100 years of Chevy: An improbable journey to American icon

ByABC News
October 30, 2011, 8:54 PM

— -- DETROIT — Chevrolet. Later just Chevy. Even, sometimes, Shivalay or Shivvy. By any name, it's a brand with a remarkable history. Begun in 1911, based on a car by French race driver Louis Chevrolet, Chevy now is so insinuated into American culture that ads comparing it to hot dogs and apple pie go unchallenged.

As Chevy and parent General Motors celebrate its 100th anniversary — the documents establishing Chevrolet were completed Nov. 3, 1911 — it's sometimes easy to overlook how truly remarkable it is that Chevy survived this long, given its early uphill battles with richer Ford, and a century of other trials.

It's much harder to squint ahead for hints whether the old, traditional car brand that makes seven of every 10 GM vehicles sold in the U.S. will be nimble and innovative enough to survive another 100 years.

And it's enlightening to remember why that matters. "Having a popularly priced, made-in-America vehicle is important for the country. Some element of national pride is involved," says Jack Nerad, executive editorial director and market analyst for Kelley Blue Book's kbb.com.

In fact, there'd be no Chevrolet without Ford. Chevy was started 100 years ago as a rival to the Model T, the original "popularly priced, made-in-America vehicle" that Henry Ford had rolled out in 1908.

Now Chevy, Ford and Toyota perennially battle to be the best-selling vehicle brand in the U.S. Chevy last was tops in 2005. The three, plus Nissan, are the four truly full-line brands sold in the U.S., offering the widest ranges of vehicle types, sizes, models and sizes.

Chevy is a full-line brand that sells everything from very small cars (Sonic, Spark) through specialty models (Corvette) to big trucks (Suburban SUV, Silverado pickup).

With high sales volumes and diverse lineups, the full-line brands make it practical for their parent companies to maintain products in many segments, any of which might explode into popularity — as SUVs did in the 1990s when buyers suddenly tired of minivans. Jeep and Ford were SUV pioneers, but late-arriving GM got traction because its Chevrolet brand was able to create credible competing models quickly.

Always innovating

GM CEO Dan Akerson says the latter-day GM "failed because we failed to innovate" and wound up in a government-scripted bankruptcy reorganization in 2009. He sees Chevrolet as GM's innovation platform. Some examples:

•Chevy Volt is a unique, extended-range electric car, earning GM goodwill among the alternative-fuel crowd, though it has been built and sold in small numbers since arriving late last year.

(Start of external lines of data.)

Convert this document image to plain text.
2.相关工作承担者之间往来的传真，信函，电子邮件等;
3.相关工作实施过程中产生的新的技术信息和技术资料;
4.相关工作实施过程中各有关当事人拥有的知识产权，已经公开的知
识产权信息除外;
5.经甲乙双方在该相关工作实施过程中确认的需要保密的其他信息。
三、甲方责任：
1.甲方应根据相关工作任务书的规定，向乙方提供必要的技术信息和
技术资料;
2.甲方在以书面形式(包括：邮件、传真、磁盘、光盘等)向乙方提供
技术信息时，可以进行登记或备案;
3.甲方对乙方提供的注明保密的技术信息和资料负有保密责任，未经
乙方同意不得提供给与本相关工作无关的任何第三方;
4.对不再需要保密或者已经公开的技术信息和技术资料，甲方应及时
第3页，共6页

•Chevy's redesigned Malibu midsize sedan will be launched early next year with an efficient gasoline-electric mild hybrid system, called eAssist, as the only drivetrain initially. A new-design gasoline four-cylinder will be added later.

•GM continues to explore hydrogen fuel-cell vehicles, and is testing the concept in, no surprise, a Chevrolet — a modified Equinox SUV.

•Chevy Cruze compact sedan, already a runaway sales hit and with a gasoline Eco model rated up to 42 miles per gallon on the highway, will get an even higher mileage diesel version in 2013. That would be the first Detroit passenger-vehicle diesel since the 2006 Jeep Liberty CRD sport-utility, and the first diesel car from Detroit since the 1980s.

Formidable rivals Honda and Nissan both had promised diesel sedans by now but failed to deliver, backing off because of costs.